Today, I just started surveying the Kenzo Robert Koike materials. Although this collection is also on Japanese American Internment during World War II, it feels very different from Kruska's collection. Koike's materials are all from his time before and during World War II and are personal to Koike. Most of the collection is photographs, which are very interesting. Some are very graphic, like the photograph of 10,000 dead bodies or the ruins of bombed cities in Japan. But others are quite comical. For example, one photograph is captioned "This man wanted me his picture take. Looks too stupid to be a cousin." It has been interesting to see his journey from Washington, to L.A., to an Assembly Center in Pomona, to a Relocation Center in Wyoming, to joining the military, to Japan. Working with this collection, you really get an insight into life as a Japanese American before and during World War II. After surveying these materials, I proposed to arrange them into 4 series; photographs, personal records, realia, and postal materials.
Next week, I will start arranging and titling folders. I am so excited to be working with this collection!
I'll keep you all updated!
I just finished my first week at CCEPS! This week, I started arranging a collection called the Kruska Japanese Internment Collection. To begin the week, I read and took thorough notes on the Processing Manual, but then I began working with this collection. This collection has a HUGE array of materials. Some of them are very interesting, like a sign from one of the Japanese Internment facilities, and a tea towel, and a scroll, which was hung in Manzamar Internment Camp. Some of the materials are not so interesting, like printed web pages used by the collector to do research.
I began my journey with this collection by surveying all of the materials. Much of the collection was already arranged and placed in folders; however, I went through all of the documents, artifacts, and materials to think of a way to arrange all of them in an order that made sense. This was difficult because there is a huge variety. At first, I proposed to arrange the collection into similar categories, like having the newspaper clippings with other newspaper clippings.

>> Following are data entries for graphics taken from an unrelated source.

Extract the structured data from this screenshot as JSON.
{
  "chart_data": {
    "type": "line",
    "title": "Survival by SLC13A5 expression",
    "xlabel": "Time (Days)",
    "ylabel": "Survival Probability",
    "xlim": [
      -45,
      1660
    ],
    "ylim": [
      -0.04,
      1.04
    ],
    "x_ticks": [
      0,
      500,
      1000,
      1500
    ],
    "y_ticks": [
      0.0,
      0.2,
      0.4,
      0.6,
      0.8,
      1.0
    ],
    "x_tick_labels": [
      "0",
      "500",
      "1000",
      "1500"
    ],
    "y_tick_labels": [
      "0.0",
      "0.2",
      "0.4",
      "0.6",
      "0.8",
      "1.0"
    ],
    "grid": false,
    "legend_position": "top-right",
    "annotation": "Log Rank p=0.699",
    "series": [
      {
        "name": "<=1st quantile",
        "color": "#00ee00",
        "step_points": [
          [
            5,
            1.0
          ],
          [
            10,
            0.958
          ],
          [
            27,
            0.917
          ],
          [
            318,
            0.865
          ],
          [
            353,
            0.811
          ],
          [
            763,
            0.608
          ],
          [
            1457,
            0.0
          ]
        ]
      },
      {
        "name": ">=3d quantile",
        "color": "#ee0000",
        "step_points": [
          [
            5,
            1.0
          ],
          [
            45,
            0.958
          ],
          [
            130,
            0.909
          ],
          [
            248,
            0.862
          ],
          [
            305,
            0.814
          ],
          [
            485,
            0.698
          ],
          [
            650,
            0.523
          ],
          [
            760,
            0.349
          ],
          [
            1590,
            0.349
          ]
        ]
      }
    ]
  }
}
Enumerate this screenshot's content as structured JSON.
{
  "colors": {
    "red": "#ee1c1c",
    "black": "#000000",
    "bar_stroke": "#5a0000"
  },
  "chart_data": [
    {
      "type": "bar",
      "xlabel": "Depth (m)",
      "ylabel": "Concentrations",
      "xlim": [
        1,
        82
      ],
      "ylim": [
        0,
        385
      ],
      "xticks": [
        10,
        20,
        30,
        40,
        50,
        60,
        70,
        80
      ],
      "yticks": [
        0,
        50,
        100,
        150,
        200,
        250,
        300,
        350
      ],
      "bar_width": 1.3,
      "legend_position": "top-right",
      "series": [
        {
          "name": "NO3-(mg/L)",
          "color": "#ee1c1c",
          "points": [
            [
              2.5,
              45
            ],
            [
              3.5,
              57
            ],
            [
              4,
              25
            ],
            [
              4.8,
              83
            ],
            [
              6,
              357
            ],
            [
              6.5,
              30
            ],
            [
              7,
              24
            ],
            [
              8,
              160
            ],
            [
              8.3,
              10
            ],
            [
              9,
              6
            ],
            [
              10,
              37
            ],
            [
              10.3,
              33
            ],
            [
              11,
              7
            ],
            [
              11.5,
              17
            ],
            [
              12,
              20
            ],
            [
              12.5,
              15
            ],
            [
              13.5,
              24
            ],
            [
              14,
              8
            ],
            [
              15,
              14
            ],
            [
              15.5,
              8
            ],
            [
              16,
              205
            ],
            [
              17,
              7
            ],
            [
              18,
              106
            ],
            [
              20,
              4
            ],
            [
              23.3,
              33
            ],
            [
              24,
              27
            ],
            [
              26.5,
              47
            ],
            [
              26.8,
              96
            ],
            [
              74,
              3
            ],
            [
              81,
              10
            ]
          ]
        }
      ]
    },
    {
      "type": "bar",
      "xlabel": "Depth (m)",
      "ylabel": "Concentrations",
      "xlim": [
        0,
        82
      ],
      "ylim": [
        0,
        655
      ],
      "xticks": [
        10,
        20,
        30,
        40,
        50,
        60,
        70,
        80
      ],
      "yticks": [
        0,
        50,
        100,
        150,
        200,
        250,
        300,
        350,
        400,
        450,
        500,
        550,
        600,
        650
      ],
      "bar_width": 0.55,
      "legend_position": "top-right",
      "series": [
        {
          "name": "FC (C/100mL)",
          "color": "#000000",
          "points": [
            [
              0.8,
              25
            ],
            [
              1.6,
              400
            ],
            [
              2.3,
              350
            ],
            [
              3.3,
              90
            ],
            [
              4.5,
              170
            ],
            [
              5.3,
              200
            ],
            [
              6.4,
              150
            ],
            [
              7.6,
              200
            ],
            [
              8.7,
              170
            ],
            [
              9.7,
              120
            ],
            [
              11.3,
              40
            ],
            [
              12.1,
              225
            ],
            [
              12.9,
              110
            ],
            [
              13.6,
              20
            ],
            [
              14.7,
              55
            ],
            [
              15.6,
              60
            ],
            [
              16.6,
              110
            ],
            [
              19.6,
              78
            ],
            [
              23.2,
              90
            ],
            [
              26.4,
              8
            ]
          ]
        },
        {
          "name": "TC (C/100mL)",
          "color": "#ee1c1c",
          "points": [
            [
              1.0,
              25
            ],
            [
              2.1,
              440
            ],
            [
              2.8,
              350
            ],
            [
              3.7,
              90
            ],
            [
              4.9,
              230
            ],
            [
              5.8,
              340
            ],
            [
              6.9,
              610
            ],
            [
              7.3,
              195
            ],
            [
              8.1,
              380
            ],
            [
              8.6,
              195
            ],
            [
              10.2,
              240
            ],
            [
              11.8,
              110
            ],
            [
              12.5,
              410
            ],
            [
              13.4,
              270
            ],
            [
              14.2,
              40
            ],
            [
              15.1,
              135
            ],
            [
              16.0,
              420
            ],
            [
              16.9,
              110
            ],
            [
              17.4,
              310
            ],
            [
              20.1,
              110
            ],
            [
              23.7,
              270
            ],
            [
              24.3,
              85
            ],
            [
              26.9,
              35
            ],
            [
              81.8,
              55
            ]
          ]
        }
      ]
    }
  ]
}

I was trying to create the most logical order I could think of. I then photocopied newspaper clippings, some of which were completely falling apart, like those from 1906 and 1907 about the Exclusion Laws being created in California. Often, it is best to photocopy newspapers in order to preserve the information being presented. I also sized some folders to fit large documents that were not originally fully covered. I did this to help preserve these materials. I also labelled and dated all of the folders, which took a while because there are a bunch of folders, many with only a single item inside.
After looking over my processing proposal, Lisa came up with a great idea to arrange the collection in a series, like Newspapers and clippings, photographs, postal materials, printed matter, realia, and reserach materials. Having the collection organized this way will make it easier for a researcher to find what they are looking for. Today, I re- arranged the materials into this new order and soon I will put it all up on Archivist Toolkit!
Overall, it was been a fantastic first week! I was able to work with some interesting materials and think of creative ways to organize the collection. I'm very excited to continue!